Verteidigungsminister Thomas de Maizière (CDU) hat die Lieferung mehrerer U-Boote an Israel verteidigt und auf ältere Vereinbarungen verwiesen.

- "Wir befinden uns in der Kontinuität früherer Regierungen", sagte de Maizière der "Tageszeitung". Er betonte, die U-Boote, die Deutschland liefere, seien unbewaffnet. "Die Bewaffnung liegt in der Verantwortung von Israel." Dass Deutschland die U-Boote mitfinanziert habe, sei ein "Beitrag Deutschlands für die Sicherheit Israels", sagte der Minister und fügte hinzu: "Deutschlands Sicherheit bestand vier Jahrzehnte auch auf nuklearer Abschreckung - von anderen für uns.
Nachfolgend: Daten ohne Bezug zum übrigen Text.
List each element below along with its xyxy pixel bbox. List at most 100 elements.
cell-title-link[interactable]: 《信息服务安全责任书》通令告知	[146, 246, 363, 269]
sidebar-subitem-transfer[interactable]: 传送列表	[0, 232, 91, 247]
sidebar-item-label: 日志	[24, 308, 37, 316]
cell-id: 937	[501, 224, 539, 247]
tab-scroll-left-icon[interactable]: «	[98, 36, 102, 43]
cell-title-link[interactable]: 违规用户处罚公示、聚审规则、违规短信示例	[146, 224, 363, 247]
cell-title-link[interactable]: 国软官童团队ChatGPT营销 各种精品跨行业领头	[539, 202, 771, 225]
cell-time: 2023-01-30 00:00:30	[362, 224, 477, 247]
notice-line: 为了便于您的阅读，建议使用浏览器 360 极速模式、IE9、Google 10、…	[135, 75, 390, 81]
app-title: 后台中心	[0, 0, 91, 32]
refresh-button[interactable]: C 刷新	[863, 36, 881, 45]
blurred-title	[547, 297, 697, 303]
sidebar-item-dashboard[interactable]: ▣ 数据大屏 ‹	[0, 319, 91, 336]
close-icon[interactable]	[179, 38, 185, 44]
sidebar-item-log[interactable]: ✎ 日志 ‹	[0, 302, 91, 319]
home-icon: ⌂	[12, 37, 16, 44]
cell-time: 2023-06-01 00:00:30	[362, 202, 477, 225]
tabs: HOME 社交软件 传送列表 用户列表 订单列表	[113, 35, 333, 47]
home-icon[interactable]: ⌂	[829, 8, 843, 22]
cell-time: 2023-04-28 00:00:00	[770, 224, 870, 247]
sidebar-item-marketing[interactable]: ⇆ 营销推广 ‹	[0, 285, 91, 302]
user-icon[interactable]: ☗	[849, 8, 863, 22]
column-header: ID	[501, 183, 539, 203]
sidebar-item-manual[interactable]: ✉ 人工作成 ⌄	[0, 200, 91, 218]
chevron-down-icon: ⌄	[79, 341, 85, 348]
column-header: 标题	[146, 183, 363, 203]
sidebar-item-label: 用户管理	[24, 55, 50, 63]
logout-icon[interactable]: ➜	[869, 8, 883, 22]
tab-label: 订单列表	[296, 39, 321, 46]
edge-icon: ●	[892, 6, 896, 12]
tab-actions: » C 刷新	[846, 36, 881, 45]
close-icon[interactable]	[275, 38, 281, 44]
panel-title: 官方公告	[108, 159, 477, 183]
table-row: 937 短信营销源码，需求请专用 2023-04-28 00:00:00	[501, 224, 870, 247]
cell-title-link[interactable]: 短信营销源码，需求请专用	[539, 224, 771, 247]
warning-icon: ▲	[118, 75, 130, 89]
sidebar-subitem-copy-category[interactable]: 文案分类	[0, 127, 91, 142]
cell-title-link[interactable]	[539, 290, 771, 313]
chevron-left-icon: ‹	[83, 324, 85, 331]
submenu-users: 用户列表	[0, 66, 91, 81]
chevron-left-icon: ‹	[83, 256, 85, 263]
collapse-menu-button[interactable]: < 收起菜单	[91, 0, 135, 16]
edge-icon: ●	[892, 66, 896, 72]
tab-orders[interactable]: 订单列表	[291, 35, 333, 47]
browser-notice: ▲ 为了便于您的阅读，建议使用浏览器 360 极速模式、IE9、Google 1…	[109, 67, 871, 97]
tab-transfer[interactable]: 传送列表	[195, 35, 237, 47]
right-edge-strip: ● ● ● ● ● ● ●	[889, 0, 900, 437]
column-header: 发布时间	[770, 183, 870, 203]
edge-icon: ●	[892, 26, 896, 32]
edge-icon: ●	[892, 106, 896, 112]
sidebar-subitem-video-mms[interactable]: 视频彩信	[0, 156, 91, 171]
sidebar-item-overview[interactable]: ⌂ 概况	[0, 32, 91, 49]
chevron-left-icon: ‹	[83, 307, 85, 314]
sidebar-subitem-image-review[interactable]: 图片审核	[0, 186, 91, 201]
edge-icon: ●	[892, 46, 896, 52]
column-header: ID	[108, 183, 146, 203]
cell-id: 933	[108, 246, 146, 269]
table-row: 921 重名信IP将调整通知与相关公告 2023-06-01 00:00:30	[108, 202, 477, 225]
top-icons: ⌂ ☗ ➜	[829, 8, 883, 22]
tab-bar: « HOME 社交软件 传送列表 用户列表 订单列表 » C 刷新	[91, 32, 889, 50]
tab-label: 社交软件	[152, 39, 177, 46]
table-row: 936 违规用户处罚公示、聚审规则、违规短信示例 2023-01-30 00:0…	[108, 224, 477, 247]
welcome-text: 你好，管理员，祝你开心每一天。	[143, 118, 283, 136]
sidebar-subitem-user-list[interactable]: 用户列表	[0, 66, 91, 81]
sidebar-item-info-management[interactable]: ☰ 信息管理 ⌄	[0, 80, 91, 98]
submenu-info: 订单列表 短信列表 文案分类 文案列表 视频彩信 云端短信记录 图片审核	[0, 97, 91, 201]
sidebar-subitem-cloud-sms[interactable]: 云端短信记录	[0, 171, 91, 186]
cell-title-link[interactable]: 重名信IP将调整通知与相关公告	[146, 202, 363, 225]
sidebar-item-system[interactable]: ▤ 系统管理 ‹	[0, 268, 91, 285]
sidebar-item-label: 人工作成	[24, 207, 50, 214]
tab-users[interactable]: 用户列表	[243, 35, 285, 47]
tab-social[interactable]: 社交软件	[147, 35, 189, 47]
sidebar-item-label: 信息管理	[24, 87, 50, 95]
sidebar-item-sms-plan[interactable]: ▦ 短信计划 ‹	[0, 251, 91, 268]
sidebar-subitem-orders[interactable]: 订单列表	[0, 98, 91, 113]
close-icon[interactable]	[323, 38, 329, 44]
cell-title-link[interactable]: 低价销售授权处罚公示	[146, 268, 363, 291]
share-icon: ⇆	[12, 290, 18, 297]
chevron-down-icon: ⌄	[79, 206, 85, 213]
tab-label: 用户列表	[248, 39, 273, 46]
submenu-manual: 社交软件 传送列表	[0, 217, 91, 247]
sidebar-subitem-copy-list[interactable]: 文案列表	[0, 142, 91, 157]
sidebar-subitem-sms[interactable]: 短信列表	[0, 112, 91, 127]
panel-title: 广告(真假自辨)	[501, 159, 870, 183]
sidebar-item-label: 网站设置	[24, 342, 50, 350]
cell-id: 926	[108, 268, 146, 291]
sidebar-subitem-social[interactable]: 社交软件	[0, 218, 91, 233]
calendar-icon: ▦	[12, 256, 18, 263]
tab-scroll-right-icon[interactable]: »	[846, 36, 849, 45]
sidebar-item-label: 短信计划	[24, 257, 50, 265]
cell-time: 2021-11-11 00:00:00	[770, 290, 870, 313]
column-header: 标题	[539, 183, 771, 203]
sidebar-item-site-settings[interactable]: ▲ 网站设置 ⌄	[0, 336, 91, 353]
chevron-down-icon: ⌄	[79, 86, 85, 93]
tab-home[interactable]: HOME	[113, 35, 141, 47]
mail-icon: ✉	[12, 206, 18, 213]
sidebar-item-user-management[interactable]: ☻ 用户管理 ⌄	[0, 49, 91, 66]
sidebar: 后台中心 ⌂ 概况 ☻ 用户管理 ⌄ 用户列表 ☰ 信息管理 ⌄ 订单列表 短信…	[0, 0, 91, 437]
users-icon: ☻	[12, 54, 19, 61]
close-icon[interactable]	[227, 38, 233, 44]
Man mochte das damals für falsch halten, gefährlich und teuer - aber es war erfolgreich." Wenn die deutsche Sicherheitsdoktrin 40 Jahre lang Abschreckung gewesen sei, "dann können wir anderen Staaten das Recht darauf nicht ohne Weiteres absprechen".

Die Lieferung mehrerer U-Boote an Israel geht auf eine Übereinkunft aus dem Jahr 2005 zurück, als Gerhard Schröder Bundeskanzler und Peter Struck (beide SPD) Verteidigungsminister war. Die Grünen wollen die Auslieferung weiterer U-Boote verhindern, falls diese mit Atomwaffen ausgerüstet werden. Israel hat den Besitz von Atomwaffen nie offiziell bestätigt oder dementiert.

De Maizière kritisierte in dem Interview Befürworter eines militärischen Eingreifens in Syrien: "Ich finde es schwer erträglich, dass irgendwelche Kaffeehausintellektuellen in der Welt den Einsatz von Soldaten fordern, ohne je darüber Rechenschaft ablegen zu müssen, was das bedeutet." Er sehe "diese neue forsche Art von Anforderungen an das Militärische mit Sorge. Die ganze Last der Folgen wird dabei nicht genügend bedacht."